Since my last post, Building generation has been my sole focus.

demo

I’ve made a shader for the windows that has interior projection - it appears as though there are rooms inside the windows, but they are actually a cube texture applied to some trig functions. My shader also uses the building’s position as a unique identifier, so each building has a unique color (even though they all use the same material!) Basically, the buildings have a decent amount of detail for very low overhead. I can fit about a thousand buildings in a scene before I dip below 60 frames per second.

demo

Thanks to the modularity of my previous code, I repurposed my city block division system to make building segments. Instead of the previous AI architect, which relied on taking a building’s outline and modifying it recursively, this one is entirely non-destructive. Each building is a list of polygons that gets extruded upwards, and may or may not be generated depending on what floor it’s on.

demo

Notice in the picture above that the center building has a hole in it. This is completely intentional, and fits with the sci-fi theme I’m going for. Multiple people have asked me if this was a bug, but these kinds of buildings are more common than you might think!
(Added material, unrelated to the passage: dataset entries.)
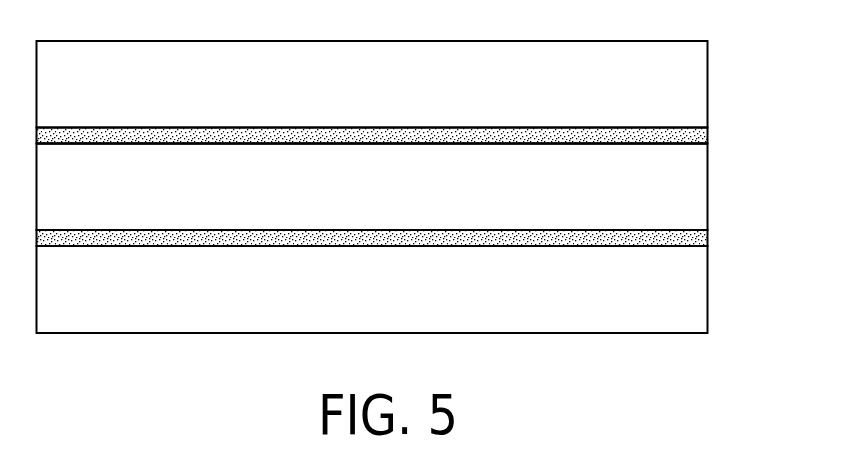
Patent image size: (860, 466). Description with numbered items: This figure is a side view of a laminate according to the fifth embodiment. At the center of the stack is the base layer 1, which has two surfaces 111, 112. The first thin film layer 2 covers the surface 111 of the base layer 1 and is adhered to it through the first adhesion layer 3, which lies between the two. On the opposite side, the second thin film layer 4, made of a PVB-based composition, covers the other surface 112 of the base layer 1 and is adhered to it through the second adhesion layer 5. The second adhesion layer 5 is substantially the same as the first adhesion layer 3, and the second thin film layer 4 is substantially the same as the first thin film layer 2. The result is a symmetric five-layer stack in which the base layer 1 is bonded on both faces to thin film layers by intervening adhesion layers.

The first thin film layer 2 is at (708, 58).
The first adhesion layer 3 is at (708, 135).
The surface 111 is at (667, 145).
The base layer 1 is at (708, 193).
The surface 112 is at (660, 230).
The second adhesion layer 5 is at (708, 240).
The second thin film layer 4 is at (708, 293).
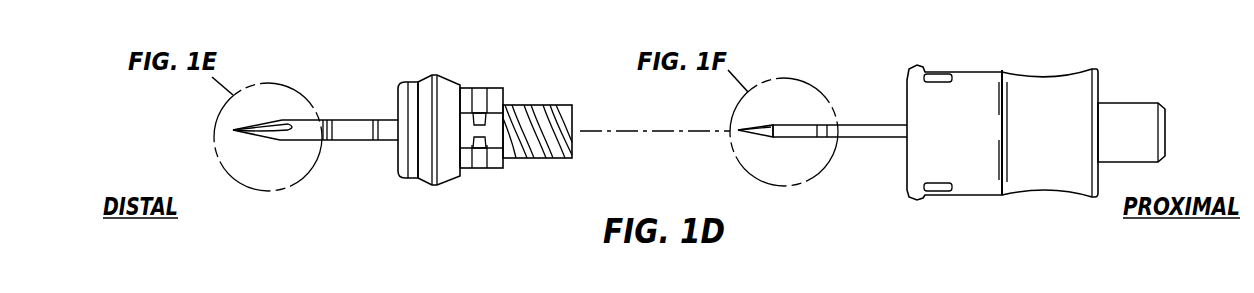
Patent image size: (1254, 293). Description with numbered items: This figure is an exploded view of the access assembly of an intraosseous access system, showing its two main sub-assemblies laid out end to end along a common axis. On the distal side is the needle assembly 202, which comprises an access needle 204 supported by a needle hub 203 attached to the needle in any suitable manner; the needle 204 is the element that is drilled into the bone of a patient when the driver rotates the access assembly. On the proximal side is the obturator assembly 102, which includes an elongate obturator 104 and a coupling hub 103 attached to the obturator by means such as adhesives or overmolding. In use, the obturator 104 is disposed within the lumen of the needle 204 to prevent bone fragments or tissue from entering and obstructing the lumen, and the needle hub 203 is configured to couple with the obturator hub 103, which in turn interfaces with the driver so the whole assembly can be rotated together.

The obturator assembly 102 is at (866, 182).
The coupling hub 103 is at (977, 92).
The obturator 104 is at (795, 125).
The needle assembly 202 is at (347, 182).
The needle hub 203 is at (450, 90).
The needle 204 is at (308, 128).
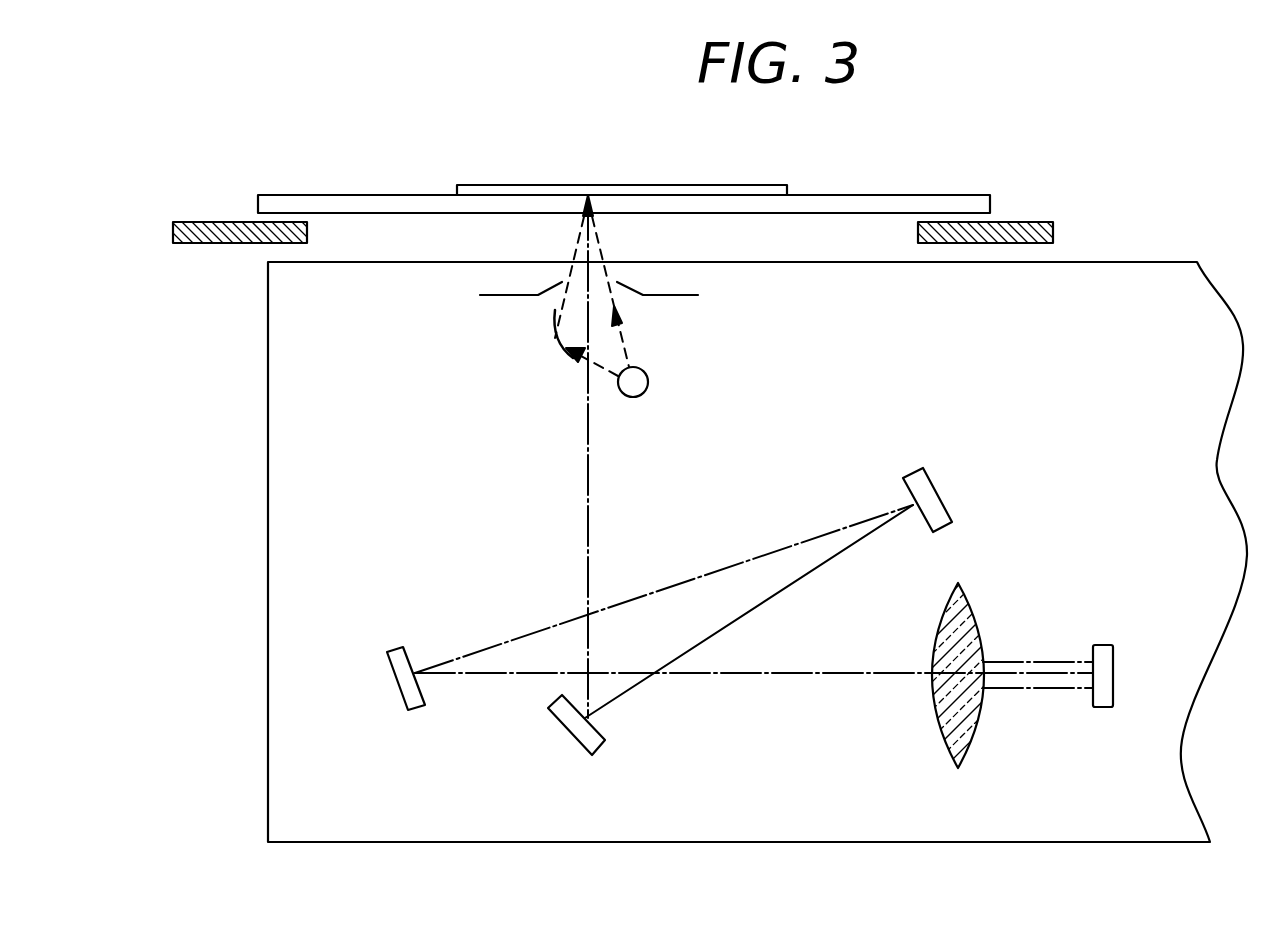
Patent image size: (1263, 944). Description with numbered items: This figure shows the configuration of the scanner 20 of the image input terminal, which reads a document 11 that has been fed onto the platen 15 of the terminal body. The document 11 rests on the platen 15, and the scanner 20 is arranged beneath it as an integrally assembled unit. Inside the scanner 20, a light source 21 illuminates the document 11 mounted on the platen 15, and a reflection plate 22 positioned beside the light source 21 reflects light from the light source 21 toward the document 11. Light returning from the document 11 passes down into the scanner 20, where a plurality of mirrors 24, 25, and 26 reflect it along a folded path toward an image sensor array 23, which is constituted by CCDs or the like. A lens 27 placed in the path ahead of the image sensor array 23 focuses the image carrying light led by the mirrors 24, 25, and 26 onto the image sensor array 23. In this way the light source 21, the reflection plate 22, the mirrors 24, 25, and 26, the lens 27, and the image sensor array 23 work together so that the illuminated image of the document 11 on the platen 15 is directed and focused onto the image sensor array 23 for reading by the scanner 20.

The document 11 is at (683, 185).
The platen 15 is at (360, 194).
The scanner 20 is at (256, 497).
The light source 21 is at (648, 383).
The reflection plate 22 is at (557, 352).
The image sensor array 23 is at (1100, 645).
The mirror 24 is at (570, 742).
The mirror 25 is at (958, 496).
The mirror 26 is at (390, 686).
The lens 27 is at (975, 741).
There are tons of ‘doughnut shaped’ skyscrapers going up in the present day, especially in china.

demo

Each building in the above screenshot is using the same “architectural style” struct to generate it’s appearance, and yet they are all fairly unique shapes. I’ve wasted a lot of time just generating different seeds and seeing how they turn out. My favorite ones are those with winding tunnels through the buildings that provide endless explorability: one seed had a massive building in the middle that was completely hollow - a cavernous atrium with multiple entrances. I think I’m on to something special here, and it’s only going to get more complex and varied from here on out.